I cannot believe it’s already March… but in hopes of not sounding like a broken record on the first of every month, that’s all I’ll say on that subject.
Since its a new month, its time to see how I did on the goals for last month and set some new ones for this one! March is a big month for me because its the month of my half marathon, but first…
1. Continue to following my training plan, building up to a 10 mile run and continuing with speed training. Check! I only missed one or two weekly runs, and none of the long runs or the speed training. I also went from 7 miles to 10 miles on the long run!
2. Continue to stretch after every run for injury prevention. I’m happy to report that this now feels like it’s become a habit and I don’t even think about NOT stretching. So weird for me considering it was SO hard at the beginning to get myself to do it!
3. Try to do The Shred each week on Mondays or Thursdays. FAIL. I only did The Shred once during the whole month… I have to be more consistent about strength training because I know it will only make me a better runner.
4. Go back to Bikram at least once. I did this one!
5. Get down to 168. Yes!
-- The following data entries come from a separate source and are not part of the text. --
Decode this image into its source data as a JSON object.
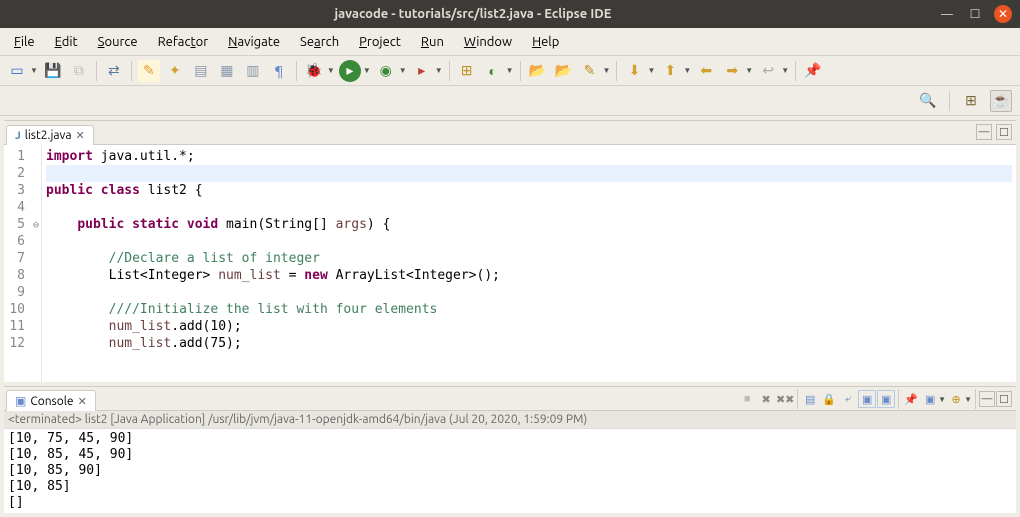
{
  "window": {
    "title": "javacode - tutorials/src/list2.java - Eclipse IDE"
  },
  "menu": {
    "file": "File",
    "edit": "Edit",
    "source": "Source",
    "refactor": "Refactor",
    "navigate": "Navigate",
    "search": "Search",
    "project": "Project",
    "run": "Run",
    "window": "Window",
    "help": "Help"
  },
  "editor": {
    "tab": "list2.java",
    "lines": [
      {
        "n": "1",
        "html": "<span class='kw'>import</span> java.util.*;"
      },
      {
        "n": "2",
        "html": "",
        "cursor": true
      },
      {
        "n": "3",
        "html": "<span class='kw'>public class</span> list2 {"
      },
      {
        "n": "4",
        "html": ""
      },
      {
        "n": "5",
        "html": "    <span class='kw'>public static void</span> main(String[] <span class='var'>args</span>) {",
        "fold": true
      },
      {
        "n": "6",
        "html": ""
      },
      {
        "n": "7",
        "html": "        <span class='cm'>//Declare a list of integer</span>"
      },
      {
        "n": "8",
        "html": "        List&lt;Integer&gt; <span class='var'>num_list</span> = <span class='kw'>new</span> ArrayList&lt;Integer&gt;();"
      },
      {
        "n": "9",
        "html": ""
      },
      {
        "n": "10",
        "html": "        <span class='cm'>////Initialize the list with four elements</span>"
      },
      {
        "n": "11",
        "html": "        <span class='var'>num_list</span>.add(10);"
      },
      {
        "n": "12",
        "html": "        <span class='var'>num_list</span>.add(75);"
      }
    ]
  },
  "console": {
    "tab": "Console",
    "header": "<terminated> list2 [Java Application] /usr/lib/jvm/java-11-openjdk-amd64/bin/java (Jul 20, 2020, 1:59:09 PM)",
    "output": "[10, 75, 45, 90]\n[10, 85, 45, 90]\n[10, 85, 90]\n[10, 85]\n[]"
  }
}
I weighed in at 167.8! I didn’t weigh in last week but am going this week so hopefully it’ll be the same or lower.
6. Keep up with menu planning. I’ve done pretty good with this one! New meals included Tempeh Tacos, Skillet Souffle, and Peanut Sauce with Summer Rolls.
7. Read another book. Check – I read Service Included.
8. Focus on going to bed earlier. Fail. I’ve been staying up until midnight still during the week and it makes getting up in the morning a lot less fun than it could be.
9. Cash Only Spending Policy. I didn’t do this, BUT, I did come up with a great system that works for me. I opened a second checking account that I’m using strictly for spending money, and every Monday I’m transferring in $150 to use for the week. This includes groceries, gas, drinks/dinner/happy hours. All my bills are coming out of the other account, and this system seems to be working really well so far.
So all in all, I did pretty well with my goals but definitely have some areas for improvement. I’m especially proud of being so dedicated to my training plan and keeping up with the speed work and long runs. I’m also proud that it feels like I’ve made stretching into a habit rather than a reach goal like it was before.
For (a hopefully) Marvelous March:
1. Kill the half marathon on March 26th!! My goal is to PR in the half, which should be doable based on my current pace with long runs and the training.
2. Follow my half marathon training plan, continuing to focus on speed work and long runs!
3. Focus on strength training at least once a week, hopefully twice. I’m going to count The Shred, free weights, and/or Bikram all as strength training.
4. Post one new step-by-step recipe on here each week.
5. Stick to under $75 per week in groceries and post the shopping trip goods on here to show how to eat well on a budget! You can see the first trip that I posted yesterday here.
6. Get below 166 pounds – even 165.8 will be great. I weighed in at 166 in January 2010, and haven’t seen the weight since. I think it stuck for all of 30 seconds. Getting to 165 will be my lowest weight of all time, and put me under 6 pounds from my goal weight.
7. Start researching marathon training plans to get excited about the full marathon at the end of October. We’ll see if this one works.
So those are pretty lofty goals but I think taking things one at a time will really help. I’m actually getting super excited about the half marathon and am looking forward to crushing my time in my first (2:16:18).
How was February for you? Any big plans for March?